Mohamed Sharqawi, doctorant en sociologie à l’EHESS et ancien président de la GUPS – Union générale des étudiants palestiniens – à Paris, raconte les divers obstacles qu’il a rencontrés ces dernières années dans sa demande de nationalité française. Nous relayons son précieux témoignage et tenons à lui exprimer tout notre soutien.

D’origine palestinienne, en raison de mon inscription au sein d’associations soutenant la cause du peuple palestinien en France, ma demande de naturalisation a été rejetée en vertu d’accusations calomnieuses. Au-delà de mon cas, est-ce que le message que renvoie l’État est qu’il serait tout simplement plus raisonnable en France de choisir la clandestinité pour militer pour la Palestine?

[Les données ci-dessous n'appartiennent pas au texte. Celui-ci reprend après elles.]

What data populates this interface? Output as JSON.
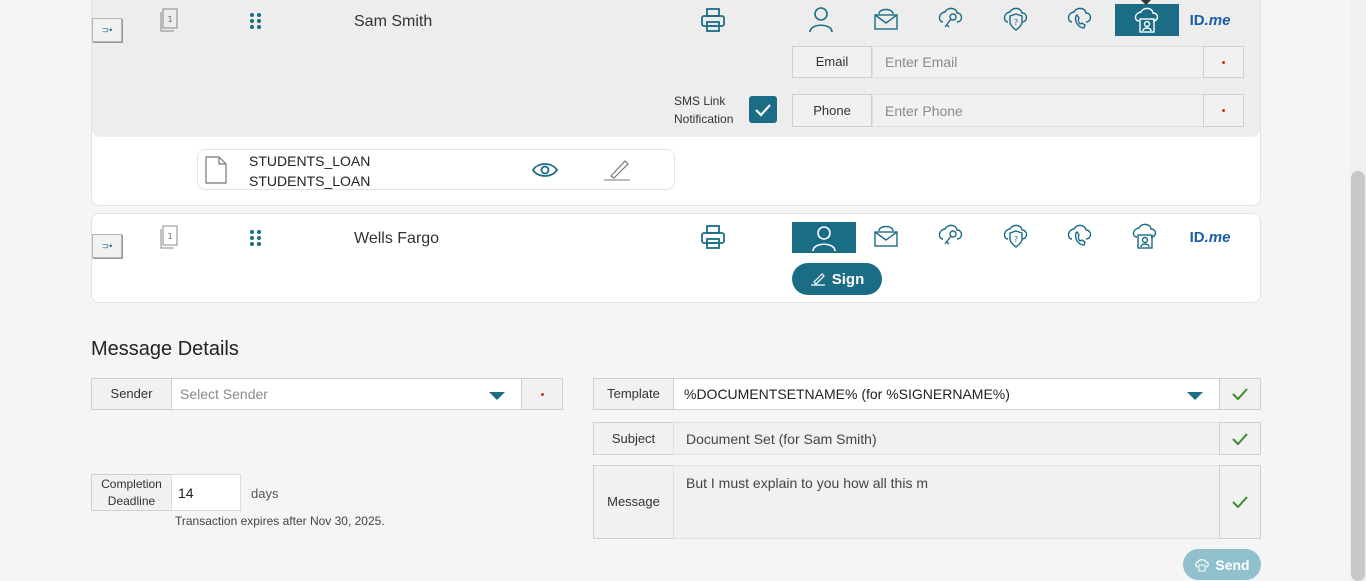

Dans un courrier daté le 15 mars 2016, faisant suite à ma demande de naturalisation enregistrée le 6 décembre 2013, le sous-directeur de l’accès à la nationalité française, M. Cyrille Le Vely donnait suite à mon recours hiérarchique datant du 16 juin 2015 en substituant à une décision d’ajournement à deux ans, en raison d’un manque de ressources suffisantes et stables, une décision de rejet retenant l’«activisme au sein de l’Union Générale des Etudiants Palestiniens » (GUPS) ainsi que mon adhésion au « Palestinian Youth Movement » (PYM) accusé d’être une structure affiliée au Front Populaire pour la Libération de la Palestine, et revendiquant d’après son auteur la « résistance contre l’Etat d’Israël » . M. Le Vely m’accusait également d’entretenir des liens avec « des individus prônant la résistance armée et soutenant la cause du Hamas palestinien » lors de ce qu’il a appelé l’«entretien s’inscrivant dans le cadre » de ma demande de naturalisation. Il conclut que mon loyalisme envers la France ne saurait être avéré, selon lui, en raison de mon activisme et de l’environnement dans lequel j’évolue.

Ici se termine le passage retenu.